Sunday, 5 December 2010
How to persuade people they don’t have time to cook any more!
‘A kilo of corn costs around 15p, a kilo of Cornflakes, on the high street, costs us £3, that’s a 2000% cost difference.’
The BBC are at present screening a mini series of three documentaries, dealing with the way multi national food companies induce us all to buy their products, last week the focus was on the bottled water industry, this week was the turn of breakfast cereals and next week, yogurt will be in the spot light.
These three programmes are extraordinary in that they expose the cleaver marketing tricks multi national companies use to flog their useless products. The programmes are not being screened by some anti capitalist, revolutionary organisation, but are made, and screened by the BBC for goodness sake!
We thought we knew all about the dark ways employed by global capitalism to sell their products, but these three programme open up a completely new chapter. Here are the producers themselves telling us, in their own words just how they make their billions!
The latest programme dealt with the convenience breakfast cereal market and spoke to insiders from the big players in this highly lucrative market. As the founder and ex chairman of Weetabix said, without a trace of irony, “people buy our cereals because they thrust what you tell them”
This is the fast and easy way to make vast profits, by making so called ‘foods,’ they have no or little nutritional value and convincing customers through the power of marketing that they simply must buy the product.
As the food writer Michael Pollen commented in the programme, “the way you make money is to process food, add convenience, add packaging, add health claims, whatever you can do to complicate it, to get people to buy it.”
A famous and often quoted experiment was carried out in the 1970’s.
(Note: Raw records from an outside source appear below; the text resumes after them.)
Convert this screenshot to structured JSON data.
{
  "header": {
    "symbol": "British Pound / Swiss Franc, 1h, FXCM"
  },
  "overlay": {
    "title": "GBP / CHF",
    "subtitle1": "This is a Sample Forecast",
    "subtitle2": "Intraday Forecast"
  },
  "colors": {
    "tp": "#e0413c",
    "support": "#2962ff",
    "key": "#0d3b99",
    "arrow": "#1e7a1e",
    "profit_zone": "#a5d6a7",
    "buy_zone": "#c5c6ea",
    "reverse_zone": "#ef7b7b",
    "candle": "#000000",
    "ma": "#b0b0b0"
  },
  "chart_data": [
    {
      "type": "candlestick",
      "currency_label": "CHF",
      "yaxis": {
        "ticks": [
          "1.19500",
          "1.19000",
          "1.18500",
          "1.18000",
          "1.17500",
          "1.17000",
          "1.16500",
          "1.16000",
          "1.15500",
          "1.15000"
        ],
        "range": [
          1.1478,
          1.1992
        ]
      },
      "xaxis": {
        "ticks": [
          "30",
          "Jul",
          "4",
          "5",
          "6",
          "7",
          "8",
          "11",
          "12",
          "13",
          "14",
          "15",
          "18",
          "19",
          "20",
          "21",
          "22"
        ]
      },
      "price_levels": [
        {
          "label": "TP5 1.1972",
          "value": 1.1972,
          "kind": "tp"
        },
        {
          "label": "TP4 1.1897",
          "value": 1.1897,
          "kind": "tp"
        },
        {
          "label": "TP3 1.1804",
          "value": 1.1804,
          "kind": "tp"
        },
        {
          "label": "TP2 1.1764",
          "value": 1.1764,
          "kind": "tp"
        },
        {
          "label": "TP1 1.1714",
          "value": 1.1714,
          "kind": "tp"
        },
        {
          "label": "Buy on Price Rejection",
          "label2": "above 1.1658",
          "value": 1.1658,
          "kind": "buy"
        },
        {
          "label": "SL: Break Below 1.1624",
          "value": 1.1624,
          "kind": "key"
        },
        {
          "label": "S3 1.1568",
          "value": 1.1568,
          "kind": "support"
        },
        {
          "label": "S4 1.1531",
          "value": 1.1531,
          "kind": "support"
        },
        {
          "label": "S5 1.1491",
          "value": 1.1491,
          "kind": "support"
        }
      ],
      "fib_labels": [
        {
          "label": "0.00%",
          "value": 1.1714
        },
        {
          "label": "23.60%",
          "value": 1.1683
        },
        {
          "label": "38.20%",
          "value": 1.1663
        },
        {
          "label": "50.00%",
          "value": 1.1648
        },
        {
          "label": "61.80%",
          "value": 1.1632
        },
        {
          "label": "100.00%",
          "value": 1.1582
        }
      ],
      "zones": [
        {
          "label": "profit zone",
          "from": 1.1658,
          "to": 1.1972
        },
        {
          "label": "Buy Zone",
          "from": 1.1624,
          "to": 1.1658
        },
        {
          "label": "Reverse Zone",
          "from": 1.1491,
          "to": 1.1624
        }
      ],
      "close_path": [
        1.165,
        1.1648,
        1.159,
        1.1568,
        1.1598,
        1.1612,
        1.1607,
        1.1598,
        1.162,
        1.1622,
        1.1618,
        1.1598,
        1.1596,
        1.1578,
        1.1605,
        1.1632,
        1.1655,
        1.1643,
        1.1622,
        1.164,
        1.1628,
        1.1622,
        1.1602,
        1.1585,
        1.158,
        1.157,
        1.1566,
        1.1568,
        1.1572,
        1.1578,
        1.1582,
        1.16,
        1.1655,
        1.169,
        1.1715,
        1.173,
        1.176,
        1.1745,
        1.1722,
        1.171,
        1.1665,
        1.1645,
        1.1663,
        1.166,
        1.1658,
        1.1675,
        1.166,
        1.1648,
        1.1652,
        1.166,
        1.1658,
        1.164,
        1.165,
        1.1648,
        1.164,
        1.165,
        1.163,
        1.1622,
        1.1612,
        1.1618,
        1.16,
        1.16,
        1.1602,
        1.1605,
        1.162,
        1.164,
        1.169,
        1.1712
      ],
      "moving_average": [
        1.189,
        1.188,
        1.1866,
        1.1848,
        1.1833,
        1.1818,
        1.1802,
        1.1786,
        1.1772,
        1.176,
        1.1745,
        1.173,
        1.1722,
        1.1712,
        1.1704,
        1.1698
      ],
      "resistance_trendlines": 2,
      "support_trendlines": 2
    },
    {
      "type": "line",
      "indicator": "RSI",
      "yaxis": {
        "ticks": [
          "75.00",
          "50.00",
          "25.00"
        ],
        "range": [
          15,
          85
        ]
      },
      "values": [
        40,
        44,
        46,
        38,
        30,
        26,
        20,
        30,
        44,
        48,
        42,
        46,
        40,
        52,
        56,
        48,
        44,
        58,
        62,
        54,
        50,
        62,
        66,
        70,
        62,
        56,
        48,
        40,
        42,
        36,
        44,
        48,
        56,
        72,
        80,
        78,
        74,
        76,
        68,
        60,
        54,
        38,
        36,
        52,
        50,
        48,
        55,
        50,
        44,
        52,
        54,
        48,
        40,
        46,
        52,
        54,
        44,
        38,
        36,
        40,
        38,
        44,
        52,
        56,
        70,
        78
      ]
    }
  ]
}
Rats were fed a range of different cereals. The conclusion being that they would be better off eating the cardboard box then the contents inside.
The cereal companies have always used the trick of targeting children. This ploy ensures brand loyalty from an early age. So kids are blitzed with images of cuddly cartoon characters each one of which is associated with a particular cereal (remember Tony the Tiger)! The children’s cereal market alone is worth over six hundred million pounds.
But in 2006, legislation banned their adverts during children’s television programmes, because of the high sugar and salt contents of their products. The companies were forced to take out much of the sugar and salt.
The companies simply glossed over the fact that they had been forced to alter the contents of their cereals but, instead claimed they were simply giving the customers what they wanted, They’ve asked us to give them more choice, which we are happy to do” Says the head of Kellogg's, UK. We’ve done that, and we feel good about it.”
Breakfast cereals are the epitome of the global markets’ triumph of persuasion! They are the blank space for our aspirations and our neurosis and, in the process they made billions.